Sostegni bis, a turismo e cultura vanno 3,3 miliardi

Mario Draghi

A meno di ventiquattro ore dalla conversione in legge del primo decreto Sostegni (varato in Cdm lo scorso 22 marzo), il Consiglio dei ministri ha approvato il decreto Sostegni bis, per l’occasione rinominato Decreto Imprese, Lavoro, Giovani, Salute.

Il decreto interviene con uno stanziamento di circa 40 miliardi di euro, a valere sullo scostamento di bilancio già autorizzato dal Parlamento, una cifra superiore a quella del precedente che si aggirava intorno ai 34 miliardi. In particolare sostegno al mondo del turismo e della cultura è una delle voci più consistenti del decreto, con fondi (in tutto 3,3 miliardi) che vanno a tour operator, agenzie di viaggi, strutture ricettive, guide turistiche.

Ma ci sono anche nuovi aiuti per le città d’arte e una nuova indennità una tantum da 1.600 euro per stagionali e lavoratori dello spettacolo, cui si aggiunge uno sgravio contributivo per operatori di terme e turismo (esteso anche al commercio).

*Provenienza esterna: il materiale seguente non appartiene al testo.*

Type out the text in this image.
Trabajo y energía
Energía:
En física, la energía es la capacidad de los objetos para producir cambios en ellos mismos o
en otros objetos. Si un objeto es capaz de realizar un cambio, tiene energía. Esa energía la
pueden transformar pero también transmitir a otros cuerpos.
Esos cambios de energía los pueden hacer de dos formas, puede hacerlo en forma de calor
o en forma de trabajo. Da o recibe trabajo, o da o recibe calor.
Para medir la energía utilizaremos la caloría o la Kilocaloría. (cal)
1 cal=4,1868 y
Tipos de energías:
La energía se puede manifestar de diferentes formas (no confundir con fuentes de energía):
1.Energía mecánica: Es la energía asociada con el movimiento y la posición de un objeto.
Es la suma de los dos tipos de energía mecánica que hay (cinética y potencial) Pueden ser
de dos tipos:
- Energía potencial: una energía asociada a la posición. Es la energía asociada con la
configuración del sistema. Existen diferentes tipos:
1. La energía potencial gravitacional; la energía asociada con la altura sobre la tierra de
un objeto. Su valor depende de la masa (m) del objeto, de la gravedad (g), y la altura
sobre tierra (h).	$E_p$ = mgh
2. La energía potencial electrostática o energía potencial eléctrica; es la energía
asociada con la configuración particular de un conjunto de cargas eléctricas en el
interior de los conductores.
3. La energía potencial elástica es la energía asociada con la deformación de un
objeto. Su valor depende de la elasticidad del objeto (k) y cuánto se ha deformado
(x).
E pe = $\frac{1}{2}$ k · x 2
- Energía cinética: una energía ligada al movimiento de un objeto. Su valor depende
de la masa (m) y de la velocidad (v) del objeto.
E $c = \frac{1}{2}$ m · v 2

Più in generale, dei 40 miliardi previsti, oltre 15 sono destinati al sostegno alle imprese, all’economia e abbattimento dei costi fissi; 9 miliardi per l’accesso al credito e alla liquidità delle imprese; 2,8 miliardi per continuare a sostenere e rafforzare il sistema sanitario e la risposta alla pandemia; 4,2 miliardi per il proseguimento delle azioni a tutela delle lavoratrici e dei lavoratori, delle persone in difficoltà economica e delle famiglie e per l’introduzione di nuove misure volte ad accompagnare il mercato del lavoro nella fase di uscita dalla crisi pandemica; 1,9 miliardi per misure finalizzate a sostenere gli Enti territoriali e le autonomie; 1,4 miliardi per i giovani, il sistema scolastico e la ricerca di base.

Ulteriori risorse sono state stanziate per sostenere attività economiche di settori specifici colpiti dalla pandemia, ad esempio i trasporti, la cultura, lo spettacolo e l’agricoltura.

Per esempio per il settore aeroportuale e gli operatori nazionali sono previsti 400 milioni. Si incrementa di 200 milioni per l’anno 2021 il Fondo per il sostegno alle grandi imprese in difficoltà finanziaria.

Al fine di scongiurare il rischio di interruzione del servizio di trasporto aereo di linea di passeggeri è concesso, per l’anno 2021, ad Alitalia – Società Aerea Italiana S.p.A. in amministrazione straordinaria un finanziamento a titolo oneroso non superiore a 100 milioni e della durata massima di sei mesi, da utilizzare per la continuità operativa e gestionale.